Congo votes for parliament with opposition calling foul
Voters went to the polls in legislative elections in the oil-rich Republic of Congo on Sunday, the first since a violence-marred presidential poll last year which returned Denis Sassou Nguesso to power.
The first round of polling to elect National Assembly members as well as local councils went ahead despite the opposition calling foul, accusing the ruling Congolese Labour Party (PCT) of giving its candidates an unfair advantage.
Electoral officials said voting passed off calmly although some polling stations opened more than a hour late because of a delay in receiving voting materials. Polls closed at 6:00 pm (1700 GMT).
However, an incident was reported in the northern town of Kelle where opposition protesters briefly took away the ballot boxes, a local resident who gave his name only as Antoine told AFP by phone.
"The ballot boxes have been returned after a lot of negotiation," he said, adding that one protester was beaten up by police but that his injuries were not life-threatening.
Sassou Nguesso returned to office in March 2016 after a constitutional referendum ended a two-term presidential term limit, amid deadly violence notably in the Pool region neighbouring the capital Brazzaville.

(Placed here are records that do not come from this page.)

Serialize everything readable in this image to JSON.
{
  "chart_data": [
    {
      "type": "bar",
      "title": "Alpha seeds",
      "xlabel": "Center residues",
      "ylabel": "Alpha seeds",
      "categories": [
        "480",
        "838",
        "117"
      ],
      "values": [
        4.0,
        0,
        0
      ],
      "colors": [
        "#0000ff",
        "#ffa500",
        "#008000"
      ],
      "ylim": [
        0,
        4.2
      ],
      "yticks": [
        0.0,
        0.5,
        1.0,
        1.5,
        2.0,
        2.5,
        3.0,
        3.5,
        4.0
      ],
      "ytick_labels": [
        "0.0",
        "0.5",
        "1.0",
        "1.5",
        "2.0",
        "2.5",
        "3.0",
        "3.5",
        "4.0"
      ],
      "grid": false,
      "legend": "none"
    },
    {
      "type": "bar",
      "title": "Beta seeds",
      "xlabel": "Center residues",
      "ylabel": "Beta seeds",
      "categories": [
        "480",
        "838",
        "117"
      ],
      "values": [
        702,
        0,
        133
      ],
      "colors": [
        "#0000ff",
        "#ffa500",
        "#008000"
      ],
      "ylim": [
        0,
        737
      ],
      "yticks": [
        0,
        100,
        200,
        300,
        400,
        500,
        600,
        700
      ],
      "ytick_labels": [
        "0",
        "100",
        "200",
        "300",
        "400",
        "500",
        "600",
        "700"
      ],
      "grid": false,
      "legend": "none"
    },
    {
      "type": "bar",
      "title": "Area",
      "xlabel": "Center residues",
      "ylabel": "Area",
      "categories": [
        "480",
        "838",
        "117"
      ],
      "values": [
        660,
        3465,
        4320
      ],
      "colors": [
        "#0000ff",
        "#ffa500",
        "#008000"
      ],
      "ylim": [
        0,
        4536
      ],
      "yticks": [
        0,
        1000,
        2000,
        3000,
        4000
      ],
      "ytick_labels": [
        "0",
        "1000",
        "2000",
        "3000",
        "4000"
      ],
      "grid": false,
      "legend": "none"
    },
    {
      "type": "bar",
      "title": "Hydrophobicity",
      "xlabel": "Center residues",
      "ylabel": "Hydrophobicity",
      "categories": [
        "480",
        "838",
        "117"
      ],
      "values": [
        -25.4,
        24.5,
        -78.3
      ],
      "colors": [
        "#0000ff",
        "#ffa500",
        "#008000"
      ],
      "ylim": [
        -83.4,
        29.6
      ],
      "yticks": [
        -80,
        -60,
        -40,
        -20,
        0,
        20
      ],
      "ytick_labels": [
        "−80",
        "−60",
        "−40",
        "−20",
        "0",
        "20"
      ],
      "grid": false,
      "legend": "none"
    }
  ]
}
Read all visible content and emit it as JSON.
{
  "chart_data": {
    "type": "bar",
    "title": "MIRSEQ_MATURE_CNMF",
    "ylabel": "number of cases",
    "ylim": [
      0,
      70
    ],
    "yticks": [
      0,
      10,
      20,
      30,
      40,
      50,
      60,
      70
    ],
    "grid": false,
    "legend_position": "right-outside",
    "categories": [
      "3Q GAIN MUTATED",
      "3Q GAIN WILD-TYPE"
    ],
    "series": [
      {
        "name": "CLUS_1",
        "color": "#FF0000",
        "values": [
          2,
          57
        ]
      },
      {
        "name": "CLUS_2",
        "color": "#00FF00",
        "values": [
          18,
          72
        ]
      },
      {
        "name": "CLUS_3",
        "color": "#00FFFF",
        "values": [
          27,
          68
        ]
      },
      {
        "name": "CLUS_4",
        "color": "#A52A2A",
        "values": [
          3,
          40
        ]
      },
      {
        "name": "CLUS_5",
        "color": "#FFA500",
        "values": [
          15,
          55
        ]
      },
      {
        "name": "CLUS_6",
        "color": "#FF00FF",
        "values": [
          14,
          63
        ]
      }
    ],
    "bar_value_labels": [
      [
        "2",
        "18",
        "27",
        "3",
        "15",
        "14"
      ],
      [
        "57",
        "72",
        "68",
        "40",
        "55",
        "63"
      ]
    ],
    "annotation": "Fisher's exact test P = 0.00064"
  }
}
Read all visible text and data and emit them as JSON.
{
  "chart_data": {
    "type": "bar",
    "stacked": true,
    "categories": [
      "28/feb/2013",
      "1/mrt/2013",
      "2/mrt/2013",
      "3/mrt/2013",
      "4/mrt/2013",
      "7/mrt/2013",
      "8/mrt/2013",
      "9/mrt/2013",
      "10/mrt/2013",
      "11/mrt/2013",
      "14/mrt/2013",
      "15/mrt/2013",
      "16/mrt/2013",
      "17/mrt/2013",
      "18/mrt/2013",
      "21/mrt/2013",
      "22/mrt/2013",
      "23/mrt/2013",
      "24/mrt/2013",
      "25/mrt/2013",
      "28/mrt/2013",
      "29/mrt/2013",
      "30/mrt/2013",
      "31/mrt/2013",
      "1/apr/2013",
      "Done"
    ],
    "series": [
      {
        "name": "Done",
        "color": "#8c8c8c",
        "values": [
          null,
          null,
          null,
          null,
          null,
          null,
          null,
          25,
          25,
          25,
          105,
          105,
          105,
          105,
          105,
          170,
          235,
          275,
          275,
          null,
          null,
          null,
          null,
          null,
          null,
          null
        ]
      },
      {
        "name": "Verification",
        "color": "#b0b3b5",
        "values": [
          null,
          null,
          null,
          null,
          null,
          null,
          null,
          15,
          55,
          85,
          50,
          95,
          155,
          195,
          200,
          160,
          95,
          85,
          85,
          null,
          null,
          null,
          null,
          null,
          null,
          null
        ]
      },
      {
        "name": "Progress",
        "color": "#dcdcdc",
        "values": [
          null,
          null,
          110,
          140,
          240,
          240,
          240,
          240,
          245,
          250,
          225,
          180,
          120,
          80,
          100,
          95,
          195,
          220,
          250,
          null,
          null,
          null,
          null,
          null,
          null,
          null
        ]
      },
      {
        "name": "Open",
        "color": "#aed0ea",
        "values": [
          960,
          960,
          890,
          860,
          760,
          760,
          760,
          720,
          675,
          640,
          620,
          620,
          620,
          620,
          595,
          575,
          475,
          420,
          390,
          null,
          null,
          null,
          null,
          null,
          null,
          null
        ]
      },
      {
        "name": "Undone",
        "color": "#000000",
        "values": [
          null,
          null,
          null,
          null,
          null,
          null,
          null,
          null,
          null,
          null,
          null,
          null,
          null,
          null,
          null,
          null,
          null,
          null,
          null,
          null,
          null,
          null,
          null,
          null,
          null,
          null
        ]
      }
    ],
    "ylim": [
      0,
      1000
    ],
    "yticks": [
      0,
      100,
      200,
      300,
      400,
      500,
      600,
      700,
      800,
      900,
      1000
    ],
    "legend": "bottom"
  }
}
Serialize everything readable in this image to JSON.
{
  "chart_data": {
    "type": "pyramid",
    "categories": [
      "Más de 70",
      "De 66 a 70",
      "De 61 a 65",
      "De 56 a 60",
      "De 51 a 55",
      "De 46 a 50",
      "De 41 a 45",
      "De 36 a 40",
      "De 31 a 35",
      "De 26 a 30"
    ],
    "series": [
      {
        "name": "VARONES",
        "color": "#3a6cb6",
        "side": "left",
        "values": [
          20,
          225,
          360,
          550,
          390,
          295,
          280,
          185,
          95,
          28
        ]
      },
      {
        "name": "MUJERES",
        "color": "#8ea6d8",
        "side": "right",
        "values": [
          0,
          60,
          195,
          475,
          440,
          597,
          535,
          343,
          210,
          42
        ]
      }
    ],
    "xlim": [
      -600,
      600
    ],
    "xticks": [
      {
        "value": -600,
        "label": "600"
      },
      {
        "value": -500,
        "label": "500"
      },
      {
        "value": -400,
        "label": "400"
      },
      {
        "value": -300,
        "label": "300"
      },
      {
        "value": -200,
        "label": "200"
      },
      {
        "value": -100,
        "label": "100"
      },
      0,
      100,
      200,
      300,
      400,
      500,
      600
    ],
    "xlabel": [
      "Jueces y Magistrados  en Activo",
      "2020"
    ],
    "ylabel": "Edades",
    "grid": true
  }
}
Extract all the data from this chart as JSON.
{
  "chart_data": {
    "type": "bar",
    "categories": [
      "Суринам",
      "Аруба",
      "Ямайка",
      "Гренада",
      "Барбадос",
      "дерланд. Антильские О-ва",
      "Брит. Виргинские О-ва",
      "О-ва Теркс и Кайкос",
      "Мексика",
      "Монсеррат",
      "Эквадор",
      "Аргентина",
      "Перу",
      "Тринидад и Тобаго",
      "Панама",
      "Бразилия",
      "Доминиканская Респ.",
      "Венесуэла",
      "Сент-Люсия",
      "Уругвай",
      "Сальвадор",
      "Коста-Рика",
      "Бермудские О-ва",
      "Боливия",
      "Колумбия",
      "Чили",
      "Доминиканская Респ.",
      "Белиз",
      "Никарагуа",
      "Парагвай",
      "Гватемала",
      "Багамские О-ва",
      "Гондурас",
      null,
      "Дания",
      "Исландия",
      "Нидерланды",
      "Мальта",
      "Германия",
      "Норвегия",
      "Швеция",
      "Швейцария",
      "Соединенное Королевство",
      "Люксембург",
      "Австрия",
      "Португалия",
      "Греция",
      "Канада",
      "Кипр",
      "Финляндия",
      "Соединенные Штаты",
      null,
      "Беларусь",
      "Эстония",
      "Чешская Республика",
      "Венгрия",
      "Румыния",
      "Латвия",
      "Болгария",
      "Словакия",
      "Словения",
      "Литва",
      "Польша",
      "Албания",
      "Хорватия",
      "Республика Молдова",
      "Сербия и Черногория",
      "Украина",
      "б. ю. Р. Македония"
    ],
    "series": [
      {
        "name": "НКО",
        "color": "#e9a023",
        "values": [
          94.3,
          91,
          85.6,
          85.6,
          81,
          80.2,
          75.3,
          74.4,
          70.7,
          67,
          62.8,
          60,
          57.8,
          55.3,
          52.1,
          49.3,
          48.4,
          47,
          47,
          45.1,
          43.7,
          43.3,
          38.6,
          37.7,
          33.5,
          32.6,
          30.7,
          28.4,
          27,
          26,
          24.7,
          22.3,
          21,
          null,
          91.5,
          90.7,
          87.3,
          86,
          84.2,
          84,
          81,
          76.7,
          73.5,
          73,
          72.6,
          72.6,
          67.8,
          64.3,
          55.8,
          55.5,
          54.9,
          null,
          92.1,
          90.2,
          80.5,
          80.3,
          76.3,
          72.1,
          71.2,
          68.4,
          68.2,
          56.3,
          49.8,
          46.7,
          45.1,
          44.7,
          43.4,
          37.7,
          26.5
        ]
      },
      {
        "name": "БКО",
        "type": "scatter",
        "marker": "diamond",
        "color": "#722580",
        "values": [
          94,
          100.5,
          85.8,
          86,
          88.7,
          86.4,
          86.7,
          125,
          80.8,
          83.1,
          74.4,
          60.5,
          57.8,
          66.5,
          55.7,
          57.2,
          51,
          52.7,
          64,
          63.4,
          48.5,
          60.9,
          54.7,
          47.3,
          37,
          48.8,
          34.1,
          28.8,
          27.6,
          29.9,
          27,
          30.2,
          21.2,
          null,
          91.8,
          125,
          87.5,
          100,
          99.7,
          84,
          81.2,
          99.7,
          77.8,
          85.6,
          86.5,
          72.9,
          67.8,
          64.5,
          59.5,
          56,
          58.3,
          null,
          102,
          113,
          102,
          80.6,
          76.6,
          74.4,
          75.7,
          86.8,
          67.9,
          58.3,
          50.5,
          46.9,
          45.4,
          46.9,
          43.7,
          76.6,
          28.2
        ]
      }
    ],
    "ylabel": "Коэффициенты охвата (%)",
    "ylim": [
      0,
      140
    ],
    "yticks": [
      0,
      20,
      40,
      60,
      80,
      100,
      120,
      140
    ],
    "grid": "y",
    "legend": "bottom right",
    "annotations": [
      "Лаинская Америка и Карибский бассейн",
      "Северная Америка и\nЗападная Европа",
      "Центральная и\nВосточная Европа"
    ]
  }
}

The 73-year-old president's PCT ran 128 candidates for the 151 seats available, while several independents have close ties to the party.
The main parliamentary opposition group, the Pan-African Union for Social Democracy (UPADS), put forward 43 candidates, compared to 31 run by the UDH-Yuki group of Guy-Brice Parfait Kolelas, who came second in the presidentials last year.
But an opposition coalition said it would only take part under certain circumstances, including "the end of the crisis in Pool and the release of all political prisoners".
Two leaders of that coalition, Jean-Marie Michel Mokoko and Andre Okombi Salissa, were arrested and jailed in June 2016 and in January "for threatening the internal security of the state".
"It's a disgraceful election and we already knew there would be fraud. The system for organising these elections is like the mafia," Clement Mierassa, a leader of the Frocad opposition grouping, told AFP Sunday.
- 'One-way campaign' -
Django Cissoko, head of a 50-strong African Union observer mission, said on Friday that "campaigning has been carried out normally."
But UPADS spokesman Daniel Tsoumou Ngouaka said the ruling party had the upper hand. "It's a one-way campaign because the PCT has controlled all the state media, leaving no space for others," he said.
"The PCT drew on public funds for the campaign of its candidates and its allies. It's unacceptable," added Christophe Moukoueke, spokesman for a collective of opposition parties which called for a boycott of Sunday's polls.
Sassou Nguesso, a former paratrooper, served as president from 1979 to 1992, returning to power in 1997 following a civil war. He won two successive terms in elections in 2002 and 2009, both of which were disputed by opposition parties.
Congo has substantial deposits of oil, timber and diamonds, but oil production remains its most important economic sector, and it is the fourth biggest producer in sub-Saharan Africa.
Dwindling reserves and civil wars that have ravaged the economy has slowed growth. Almost half the population of 4.5 million people still lives in poverty, according to World Bank data.
No date has been given for the official announcement of elections results.
The second round of the legislative polls is scheduled for July 30.